# Separator for shop vac



## paxorion (Oct 19, 2012)

Thanks for the review. I have the same separator (albeit I only bought the top, not the kit) and find that at best, it is ~50-60% efficient at separation. My next venture was going to be to make a baffle. From your review, it looks like it will make a difference.


----------



## philba (Aug 23, 2014)

I think the efficiency varies with the kind of dust you are generating. Sanding creates really fine dust so the separator isn't as effective. For dust from saws, I it's much higher - with my SCMS, it looked like it got greater than 80%.. The baffle makes a huge difference.


----------



## scarpenter002 (Sep 16, 2007)

I am with you, that is deceptive marketing calling this item a "cyclone". With the components provided, I would have a hard time paying anything over $20 for it.
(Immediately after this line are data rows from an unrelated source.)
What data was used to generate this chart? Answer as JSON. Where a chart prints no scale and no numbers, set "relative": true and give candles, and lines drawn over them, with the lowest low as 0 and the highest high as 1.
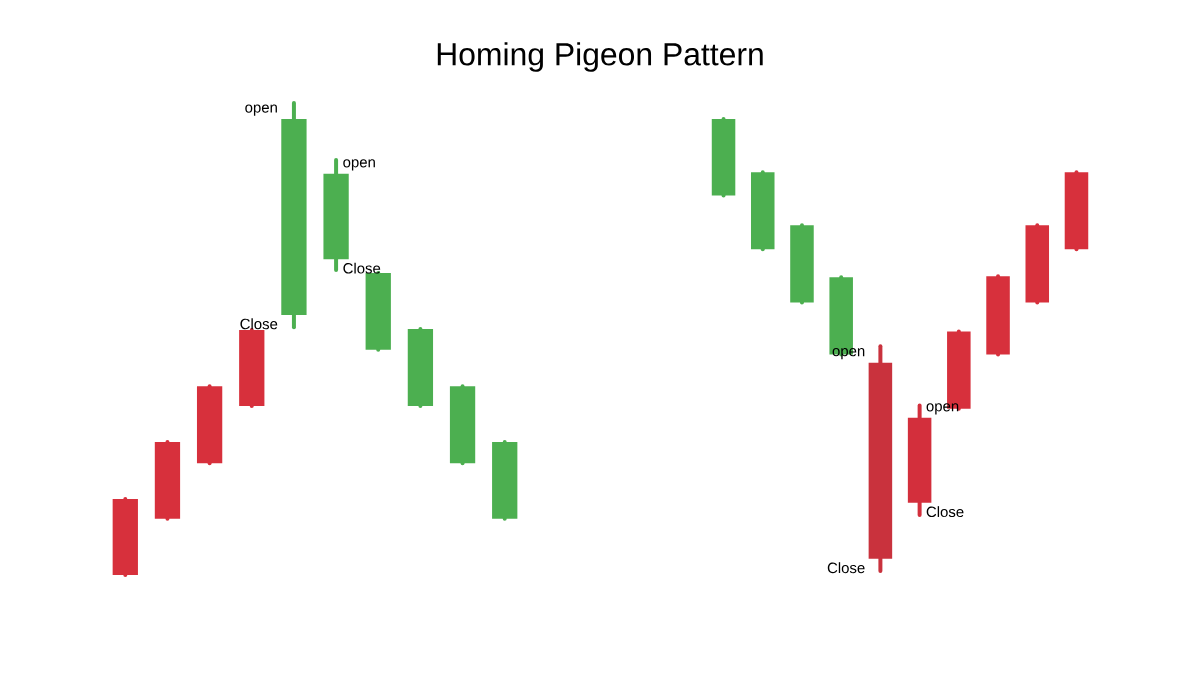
{
  "chart_data": [
    {
      "type": "candlestick",
      "title": "Homing Pigeon Pattern",
      "relative": true,
      "categories": [
        null,
        null,
        null,
        null,
        null,
        null,
        null,
        null,
        null,
        null
      ],
      "ohlc": [
        [
          0,
          0.161,
          0,
          0.161
        ],
        [
          0.119,
          0.282,
          0.119,
          0.282
        ],
        [
          0.237,
          0.4,
          0.237,
          0.4
        ],
        [
          0.358,
          0.519,
          0.358,
          0.519
        ],
        [
          0.966,
          1,
          0.525,
          0.551
        ],
        [
          0.85,
          0.879,
          0.646,
          0.669
        ],
        [
          0.64,
          0.64,
          0.477,
          0.477
        ],
        [
          0.521,
          0.521,
          0.358,
          0.358
        ],
        [
          0.4,
          0.4,
          0.237,
          0.237
        ],
        [
          0.282,
          0.282,
          0.119,
          0.119
        ]
      ],
      "colors": [
        "#d7303c",
        "#d7303c",
        "#d7303c",
        "#d7303c",
        "#4caf50",
        "#4caf50",
        "#4caf50",
        "#4caf50",
        "#4caf50",
        "#4caf50"
      ],
      "annotations": [
        "open",
        "Close",
        "open",
        "Close"
      ]
    },
    {
      "type": "candlestick",
      "relative": true,
      "categories": [
        null,
        null,
        null,
        null,
        null,
        null,
        null,
        null,
        null,
        null
      ],
      "ohlc": [
        [
          1,
          1,
          0.831,
          0.831
        ],
        [
          0.882,
          0.882,
          0.712,
          0.712
        ],
        [
          0.765,
          0.765,
          0.594,
          0.594
        ],
        [
          0.65,
          0.65,
          0.479,
          0.479
        ],
        [
          0.461,
          0.497,
          0,
          0.027
        ],
        [
          0.339,
          0.366,
          0.124,
          0.151
        ],
        [
          0.359,
          0.53,
          0.359,
          0.53
        ],
        [
          0.479,
          0.652,
          0.479,
          0.652
        ],
        [
          0.594,
          0.765,
          0.594,
          0.765
        ],
        [
          0.712,
          0.882,
          0.712,
          0.882
        ]
      ],
      "colors": [
        "#4caf50",
        "#4caf50",
        "#4caf50",
        "#4caf50",
        "#c9323d",
        "#d32f3c",
        "#d7303c",
        "#d7303c",
        "#d7303c",
        "#d7303c"
      ],
      "annotations": [
        "open",
        "Close",
        "open",
        "Close"
      ]
    }
  ]
}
Thanks for the review and write-up. Your time is appreciated.


----------



## philba (Aug 23, 2014)

Actually, the parts it comes with are worth a fair bit more than $20. It has two of those "dust collection hose, stay-put" thingies (aka flex goose neck) - each retails for $17. Though, I really only needed one and I cut it down to about 1 ft in length. The retail cost of all the components definitely is more than $50 though I only used about half of them. I'd probably do it again.


----------